Laurent series of the function $f(z)=\frac{1}{z^2(e^{z}-e^{-z})}$

Question

Find the first three nonzero terms of the Laurent series of $f(z)=\frac{1}{z^2(e^{z}-e^{-z})}$ in the annulus $0 \leq \lvert z \rvert \leq \pi$.

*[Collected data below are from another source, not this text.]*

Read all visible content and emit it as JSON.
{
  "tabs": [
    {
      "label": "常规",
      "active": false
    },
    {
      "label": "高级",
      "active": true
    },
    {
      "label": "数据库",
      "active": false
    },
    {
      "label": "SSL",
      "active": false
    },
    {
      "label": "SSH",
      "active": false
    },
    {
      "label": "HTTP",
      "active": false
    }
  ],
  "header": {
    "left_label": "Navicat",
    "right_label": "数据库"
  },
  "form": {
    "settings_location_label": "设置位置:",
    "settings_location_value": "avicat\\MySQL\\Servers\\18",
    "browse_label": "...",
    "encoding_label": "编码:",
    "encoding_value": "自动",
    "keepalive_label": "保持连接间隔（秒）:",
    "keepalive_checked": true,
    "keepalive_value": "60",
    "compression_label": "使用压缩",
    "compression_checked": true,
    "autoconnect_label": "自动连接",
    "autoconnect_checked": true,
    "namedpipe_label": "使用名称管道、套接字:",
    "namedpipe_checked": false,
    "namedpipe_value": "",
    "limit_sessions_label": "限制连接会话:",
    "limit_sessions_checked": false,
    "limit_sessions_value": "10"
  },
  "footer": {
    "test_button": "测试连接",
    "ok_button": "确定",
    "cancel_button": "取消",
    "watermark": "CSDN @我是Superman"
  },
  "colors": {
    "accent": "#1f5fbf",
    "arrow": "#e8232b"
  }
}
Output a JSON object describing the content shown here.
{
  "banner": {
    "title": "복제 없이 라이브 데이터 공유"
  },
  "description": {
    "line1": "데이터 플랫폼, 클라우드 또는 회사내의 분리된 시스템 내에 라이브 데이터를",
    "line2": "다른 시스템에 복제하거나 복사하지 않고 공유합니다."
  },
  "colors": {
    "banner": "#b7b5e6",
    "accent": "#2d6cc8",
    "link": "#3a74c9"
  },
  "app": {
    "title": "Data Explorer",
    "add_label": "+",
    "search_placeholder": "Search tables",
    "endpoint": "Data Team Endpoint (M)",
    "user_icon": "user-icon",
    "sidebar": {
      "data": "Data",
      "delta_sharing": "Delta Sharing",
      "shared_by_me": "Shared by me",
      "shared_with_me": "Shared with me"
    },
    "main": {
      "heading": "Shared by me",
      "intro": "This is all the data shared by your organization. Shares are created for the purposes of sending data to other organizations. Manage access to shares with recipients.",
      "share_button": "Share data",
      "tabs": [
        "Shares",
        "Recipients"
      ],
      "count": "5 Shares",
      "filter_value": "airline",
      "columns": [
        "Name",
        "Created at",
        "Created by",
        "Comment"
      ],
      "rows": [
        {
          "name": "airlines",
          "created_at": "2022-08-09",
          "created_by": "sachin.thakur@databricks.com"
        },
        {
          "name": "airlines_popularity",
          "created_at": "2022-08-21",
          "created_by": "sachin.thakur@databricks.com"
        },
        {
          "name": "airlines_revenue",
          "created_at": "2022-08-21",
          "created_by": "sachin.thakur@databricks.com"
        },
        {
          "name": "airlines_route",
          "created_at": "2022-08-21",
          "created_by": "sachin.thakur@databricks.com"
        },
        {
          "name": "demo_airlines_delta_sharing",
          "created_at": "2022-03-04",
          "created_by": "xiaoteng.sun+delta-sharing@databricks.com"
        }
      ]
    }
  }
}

Now, instead of $f(z)$ I found the Taylor series of its reciprocal. Then I tried to multiply it by the Laurent series of $f(z)$ and put it equal to one and then comparing the coefficients. My problem is that since zero is the essential singularity of $f(z)$, we would not have first terms in this case. The reason I think zero is the essential singularity is that we cannot remove zero if we multiply $f(z)$ by $z^n$ for some $n$. Maybe my definition of pole is not correct.

Answer 1

It is sufficient to derive three non-zero terms from the expansion of the denominator of $f(z)$ at $z=0$ and then perform a geometric series expansion. Since \begin{align*} e^z-e^{-z}&=\sum_{n=0}^{\infty}\frac{z^n}{n!}-\sum_{n=0}^{\infty}(-1)^n\frac{z^n}{n!}\\ &=2\sum_{n=0}^{\infty}\frac{z^{2n+1}}{(2n+1)!}\tag{1} \end{align*} we obtain from (1)

\begin{align*} \color{blue}{f(z)}&=\frac{1}{z^2\left(e^z-e^{-z}\right)}\\ &=\frac{1}{2z^3\left(1+\frac{z^2}{3!}+\frac{z^4}{5!}+\cdots\right)}\tag{2}\\ &=\frac{1}{2z^3}\sum_{n=0}^{\infty}(-1)^n\left(\frac{z^2}{3!}+\frac{z^4}{5!}+\cdots\right)^n\tag{3}\\ &=\frac{1}{2z^3}\left(1-\left(\frac{z^2}{3!}+\frac{z^4}{5!}\right)+\left(\frac{z^4}{3!3!}\right)+\cdots\right)\tag{4}\\ &\,\,\color{blue}{=\frac{1}{2z^3}-\frac{1}{12z}+\frac{7z}{720}+\cdots}\tag{5} \end{align*} and the first three non-zero terms are given in (5).

Comment:

• In (2) we take the first three non-zero terms and do not consider higher order terms.

• In (3) we make a geometric series expansion.

• In (4) we observe it is sufficient to develop terms up to $n=2$ and we put all terms of $x$ with higher order than $4$ to $\cdots$.

• In (5) we simplify and see the first three non-zero terms.